Starving simians' saved by tomato crop in Adilabad district

Devotees, farmers feel they are feeding god Hanuman.

Update: 2018-02-19 21:16 GMT
A monkey feeds on tomato crop left by farmers.

KUMARAMBHEEM ASIFABAD: Tomatoes have become the favourite food of monkeys in the Kerameri and Mahaboob ghats and the Gandi Pochamma temple after Bheersaipet in Kadam mandal in the old Adilabad district. 

The simians can be seen sitting on the walls and trees around the temples devouring tomatoes that have been offered to them by devotees or dumped on the roadside by farmers.

With depleting forest cover in these areas and diminishing minor forest produce, the hungry monkeys wait on the roads hoping for passers-by to feed them; there have even been incidents of hungry monkeys attacking people to get food. 

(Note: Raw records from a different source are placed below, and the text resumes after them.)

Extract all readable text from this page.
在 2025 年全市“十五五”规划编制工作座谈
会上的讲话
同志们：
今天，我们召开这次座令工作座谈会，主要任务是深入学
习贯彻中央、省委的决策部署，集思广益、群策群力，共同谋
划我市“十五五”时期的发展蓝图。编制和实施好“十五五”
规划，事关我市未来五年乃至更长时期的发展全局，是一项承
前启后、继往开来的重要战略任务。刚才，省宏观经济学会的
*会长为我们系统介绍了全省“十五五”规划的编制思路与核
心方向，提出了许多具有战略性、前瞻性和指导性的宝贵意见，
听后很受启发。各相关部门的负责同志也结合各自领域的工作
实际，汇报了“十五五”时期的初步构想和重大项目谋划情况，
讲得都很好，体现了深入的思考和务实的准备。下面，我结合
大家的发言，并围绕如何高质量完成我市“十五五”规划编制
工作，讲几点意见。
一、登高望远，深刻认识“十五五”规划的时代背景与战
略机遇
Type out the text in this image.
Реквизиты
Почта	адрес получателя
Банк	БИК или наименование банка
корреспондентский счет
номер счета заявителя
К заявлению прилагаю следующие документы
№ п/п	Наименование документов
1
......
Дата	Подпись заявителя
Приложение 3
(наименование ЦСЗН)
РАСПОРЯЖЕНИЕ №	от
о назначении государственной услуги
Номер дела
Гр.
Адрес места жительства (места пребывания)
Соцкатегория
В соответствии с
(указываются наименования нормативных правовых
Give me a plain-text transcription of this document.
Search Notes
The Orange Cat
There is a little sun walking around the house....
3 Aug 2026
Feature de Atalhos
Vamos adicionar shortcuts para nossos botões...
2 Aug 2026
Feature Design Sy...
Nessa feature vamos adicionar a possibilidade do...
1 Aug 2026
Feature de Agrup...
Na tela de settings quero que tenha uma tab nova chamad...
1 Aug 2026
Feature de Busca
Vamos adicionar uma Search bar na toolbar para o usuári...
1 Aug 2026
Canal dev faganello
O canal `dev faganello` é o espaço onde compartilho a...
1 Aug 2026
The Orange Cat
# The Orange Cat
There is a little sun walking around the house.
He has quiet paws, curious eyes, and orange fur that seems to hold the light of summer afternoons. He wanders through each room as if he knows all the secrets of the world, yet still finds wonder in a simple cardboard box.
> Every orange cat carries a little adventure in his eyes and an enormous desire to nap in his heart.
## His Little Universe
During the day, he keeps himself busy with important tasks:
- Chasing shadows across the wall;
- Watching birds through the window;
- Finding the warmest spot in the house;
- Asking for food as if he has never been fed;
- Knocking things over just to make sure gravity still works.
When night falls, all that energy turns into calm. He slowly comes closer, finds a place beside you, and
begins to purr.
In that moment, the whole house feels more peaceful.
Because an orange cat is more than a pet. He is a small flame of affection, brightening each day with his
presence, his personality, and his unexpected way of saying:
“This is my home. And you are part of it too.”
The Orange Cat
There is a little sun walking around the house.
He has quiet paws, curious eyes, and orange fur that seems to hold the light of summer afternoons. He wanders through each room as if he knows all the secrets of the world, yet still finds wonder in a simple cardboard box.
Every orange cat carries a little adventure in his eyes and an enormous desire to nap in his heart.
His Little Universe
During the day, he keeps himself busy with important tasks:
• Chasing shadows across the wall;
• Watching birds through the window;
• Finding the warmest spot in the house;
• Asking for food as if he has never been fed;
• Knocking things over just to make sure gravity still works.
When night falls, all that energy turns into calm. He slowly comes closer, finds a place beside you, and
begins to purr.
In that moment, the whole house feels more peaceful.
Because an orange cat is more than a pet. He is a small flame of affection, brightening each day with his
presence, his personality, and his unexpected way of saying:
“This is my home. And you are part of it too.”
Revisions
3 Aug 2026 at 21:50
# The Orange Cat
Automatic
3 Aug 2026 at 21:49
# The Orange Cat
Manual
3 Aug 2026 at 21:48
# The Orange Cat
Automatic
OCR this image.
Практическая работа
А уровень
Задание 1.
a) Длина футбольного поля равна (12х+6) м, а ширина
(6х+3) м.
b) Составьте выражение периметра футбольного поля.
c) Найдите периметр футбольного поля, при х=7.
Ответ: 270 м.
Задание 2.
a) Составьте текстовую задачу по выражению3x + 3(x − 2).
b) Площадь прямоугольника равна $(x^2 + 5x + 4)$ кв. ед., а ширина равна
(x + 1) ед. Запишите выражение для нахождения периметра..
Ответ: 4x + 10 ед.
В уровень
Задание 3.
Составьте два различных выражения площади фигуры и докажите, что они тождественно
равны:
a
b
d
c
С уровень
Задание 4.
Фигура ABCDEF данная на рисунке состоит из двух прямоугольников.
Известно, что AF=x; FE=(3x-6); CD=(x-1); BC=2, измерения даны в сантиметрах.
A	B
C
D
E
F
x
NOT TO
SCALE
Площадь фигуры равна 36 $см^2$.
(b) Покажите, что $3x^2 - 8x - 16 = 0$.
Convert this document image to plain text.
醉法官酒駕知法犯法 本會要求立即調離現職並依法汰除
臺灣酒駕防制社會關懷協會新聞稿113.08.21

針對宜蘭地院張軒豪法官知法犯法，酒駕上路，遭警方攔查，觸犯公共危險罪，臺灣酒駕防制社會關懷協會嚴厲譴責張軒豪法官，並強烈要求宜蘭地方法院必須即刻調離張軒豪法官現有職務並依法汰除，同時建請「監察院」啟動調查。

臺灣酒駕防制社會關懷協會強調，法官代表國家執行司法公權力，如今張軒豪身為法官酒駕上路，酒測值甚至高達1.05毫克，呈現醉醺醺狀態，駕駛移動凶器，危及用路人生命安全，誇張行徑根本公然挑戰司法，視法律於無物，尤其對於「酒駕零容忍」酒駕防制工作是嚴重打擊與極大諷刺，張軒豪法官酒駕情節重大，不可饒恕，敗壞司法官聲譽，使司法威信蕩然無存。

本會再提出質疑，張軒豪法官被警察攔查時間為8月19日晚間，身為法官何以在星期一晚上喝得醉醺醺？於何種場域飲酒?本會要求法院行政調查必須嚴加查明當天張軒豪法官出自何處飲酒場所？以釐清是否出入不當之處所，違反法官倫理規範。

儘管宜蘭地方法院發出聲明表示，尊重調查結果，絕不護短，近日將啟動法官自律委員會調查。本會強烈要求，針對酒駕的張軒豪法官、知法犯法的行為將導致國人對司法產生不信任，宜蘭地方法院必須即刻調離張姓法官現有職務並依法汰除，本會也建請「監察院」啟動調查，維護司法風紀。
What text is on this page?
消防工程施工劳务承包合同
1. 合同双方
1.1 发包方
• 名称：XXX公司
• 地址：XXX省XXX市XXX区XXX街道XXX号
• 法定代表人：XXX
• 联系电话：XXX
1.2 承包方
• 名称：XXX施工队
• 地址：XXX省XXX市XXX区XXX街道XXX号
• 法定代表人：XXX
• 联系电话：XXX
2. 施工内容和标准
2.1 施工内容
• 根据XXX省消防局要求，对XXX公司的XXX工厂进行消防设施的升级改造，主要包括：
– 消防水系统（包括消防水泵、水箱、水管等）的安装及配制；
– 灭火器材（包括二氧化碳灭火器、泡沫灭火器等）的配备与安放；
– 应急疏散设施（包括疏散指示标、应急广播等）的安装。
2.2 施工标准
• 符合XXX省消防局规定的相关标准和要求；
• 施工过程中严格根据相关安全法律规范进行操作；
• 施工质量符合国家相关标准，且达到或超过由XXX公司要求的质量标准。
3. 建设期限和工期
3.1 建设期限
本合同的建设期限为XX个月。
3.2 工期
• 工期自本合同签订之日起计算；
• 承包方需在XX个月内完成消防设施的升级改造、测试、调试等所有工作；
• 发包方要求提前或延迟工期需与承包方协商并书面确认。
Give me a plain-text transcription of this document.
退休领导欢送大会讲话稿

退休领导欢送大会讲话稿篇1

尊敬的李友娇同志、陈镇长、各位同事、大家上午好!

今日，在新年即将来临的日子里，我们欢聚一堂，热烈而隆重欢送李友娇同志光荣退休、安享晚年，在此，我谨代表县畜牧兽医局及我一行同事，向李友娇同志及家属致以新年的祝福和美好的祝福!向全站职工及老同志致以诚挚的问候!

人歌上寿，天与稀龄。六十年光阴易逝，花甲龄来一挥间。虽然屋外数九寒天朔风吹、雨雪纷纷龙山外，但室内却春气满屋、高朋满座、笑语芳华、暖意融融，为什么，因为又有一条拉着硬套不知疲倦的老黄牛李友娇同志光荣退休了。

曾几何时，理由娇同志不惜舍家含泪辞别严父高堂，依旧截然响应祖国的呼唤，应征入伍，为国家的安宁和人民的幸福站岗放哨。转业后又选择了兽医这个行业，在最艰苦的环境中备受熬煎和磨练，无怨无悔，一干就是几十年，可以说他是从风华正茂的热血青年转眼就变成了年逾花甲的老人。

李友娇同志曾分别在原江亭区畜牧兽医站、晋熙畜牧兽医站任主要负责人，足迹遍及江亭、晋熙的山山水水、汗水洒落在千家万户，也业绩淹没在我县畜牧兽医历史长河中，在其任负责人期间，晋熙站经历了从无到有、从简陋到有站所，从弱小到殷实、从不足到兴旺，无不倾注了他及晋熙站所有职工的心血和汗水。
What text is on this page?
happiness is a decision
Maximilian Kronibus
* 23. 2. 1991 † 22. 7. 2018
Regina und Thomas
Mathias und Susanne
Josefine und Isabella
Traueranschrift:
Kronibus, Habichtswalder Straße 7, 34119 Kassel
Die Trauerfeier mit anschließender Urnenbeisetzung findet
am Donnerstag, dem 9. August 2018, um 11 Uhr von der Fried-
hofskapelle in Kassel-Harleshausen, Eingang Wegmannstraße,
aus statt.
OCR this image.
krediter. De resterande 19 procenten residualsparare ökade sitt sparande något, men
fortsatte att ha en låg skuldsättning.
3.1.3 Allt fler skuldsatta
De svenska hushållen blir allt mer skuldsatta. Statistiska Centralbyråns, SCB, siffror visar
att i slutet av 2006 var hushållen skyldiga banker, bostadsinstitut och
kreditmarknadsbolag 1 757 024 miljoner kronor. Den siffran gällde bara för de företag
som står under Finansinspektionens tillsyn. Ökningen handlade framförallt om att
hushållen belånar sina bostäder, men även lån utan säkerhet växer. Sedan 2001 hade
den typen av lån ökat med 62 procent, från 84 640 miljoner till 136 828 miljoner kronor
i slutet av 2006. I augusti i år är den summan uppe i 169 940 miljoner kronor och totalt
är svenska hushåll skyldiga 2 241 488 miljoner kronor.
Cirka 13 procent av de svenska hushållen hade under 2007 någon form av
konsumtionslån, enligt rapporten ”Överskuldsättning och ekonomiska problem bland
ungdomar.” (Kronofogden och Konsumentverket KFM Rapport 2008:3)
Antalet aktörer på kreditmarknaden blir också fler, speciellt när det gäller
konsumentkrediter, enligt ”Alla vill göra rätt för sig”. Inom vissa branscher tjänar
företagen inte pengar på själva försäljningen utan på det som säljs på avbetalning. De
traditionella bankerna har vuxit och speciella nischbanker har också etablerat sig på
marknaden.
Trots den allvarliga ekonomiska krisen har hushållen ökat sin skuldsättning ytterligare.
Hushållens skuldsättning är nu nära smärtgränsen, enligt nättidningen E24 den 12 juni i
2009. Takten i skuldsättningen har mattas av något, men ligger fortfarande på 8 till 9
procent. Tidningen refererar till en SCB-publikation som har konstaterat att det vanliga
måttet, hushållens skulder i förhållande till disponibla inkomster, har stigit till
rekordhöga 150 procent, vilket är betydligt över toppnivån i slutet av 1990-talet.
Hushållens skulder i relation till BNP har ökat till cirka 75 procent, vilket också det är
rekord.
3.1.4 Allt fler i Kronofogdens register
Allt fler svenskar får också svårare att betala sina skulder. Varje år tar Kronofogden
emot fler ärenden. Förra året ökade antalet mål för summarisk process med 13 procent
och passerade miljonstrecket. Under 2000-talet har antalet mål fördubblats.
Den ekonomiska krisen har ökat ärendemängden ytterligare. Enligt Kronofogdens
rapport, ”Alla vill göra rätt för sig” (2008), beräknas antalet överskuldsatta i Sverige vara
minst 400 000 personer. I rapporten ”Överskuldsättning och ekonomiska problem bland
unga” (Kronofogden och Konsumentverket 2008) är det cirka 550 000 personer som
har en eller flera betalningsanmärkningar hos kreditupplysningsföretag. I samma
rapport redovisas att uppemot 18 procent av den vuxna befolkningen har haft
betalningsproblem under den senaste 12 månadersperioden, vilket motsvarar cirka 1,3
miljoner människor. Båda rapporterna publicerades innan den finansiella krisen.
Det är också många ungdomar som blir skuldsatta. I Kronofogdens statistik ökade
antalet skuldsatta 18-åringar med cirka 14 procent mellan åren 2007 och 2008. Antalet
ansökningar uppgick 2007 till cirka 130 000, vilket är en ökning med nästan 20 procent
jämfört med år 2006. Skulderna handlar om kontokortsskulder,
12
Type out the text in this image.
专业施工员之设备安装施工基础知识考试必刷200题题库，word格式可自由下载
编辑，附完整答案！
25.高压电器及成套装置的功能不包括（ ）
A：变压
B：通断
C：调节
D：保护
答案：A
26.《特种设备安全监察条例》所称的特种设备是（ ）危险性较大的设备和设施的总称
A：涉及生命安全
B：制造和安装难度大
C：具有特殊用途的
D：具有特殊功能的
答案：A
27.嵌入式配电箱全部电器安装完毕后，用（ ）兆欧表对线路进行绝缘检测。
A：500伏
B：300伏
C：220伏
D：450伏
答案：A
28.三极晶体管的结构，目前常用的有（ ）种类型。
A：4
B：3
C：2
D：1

The Greater Hyderabad Municipal Corporation releases the monkeys it catches in Hyderabad and its surroundings, in Kerameri and Mahaboob ghats. Apart from pilgrims who consider monkeys to be a form of Lord Hanuman and thus feed them, the monkeys benefit from the dumping of tomato crop by distressed farmers. 

The drastic fall in tomato prices in the last one month has made it unprofitable for farmers to transport the crop to the market and so they just leave it to rot in the fields or on the roads. 

As K. Ramkishan of Kerameri said, it’s a good thing that devotees think it is auspicious to feed monkeys, and the rotting tomato crop is also being put to some use.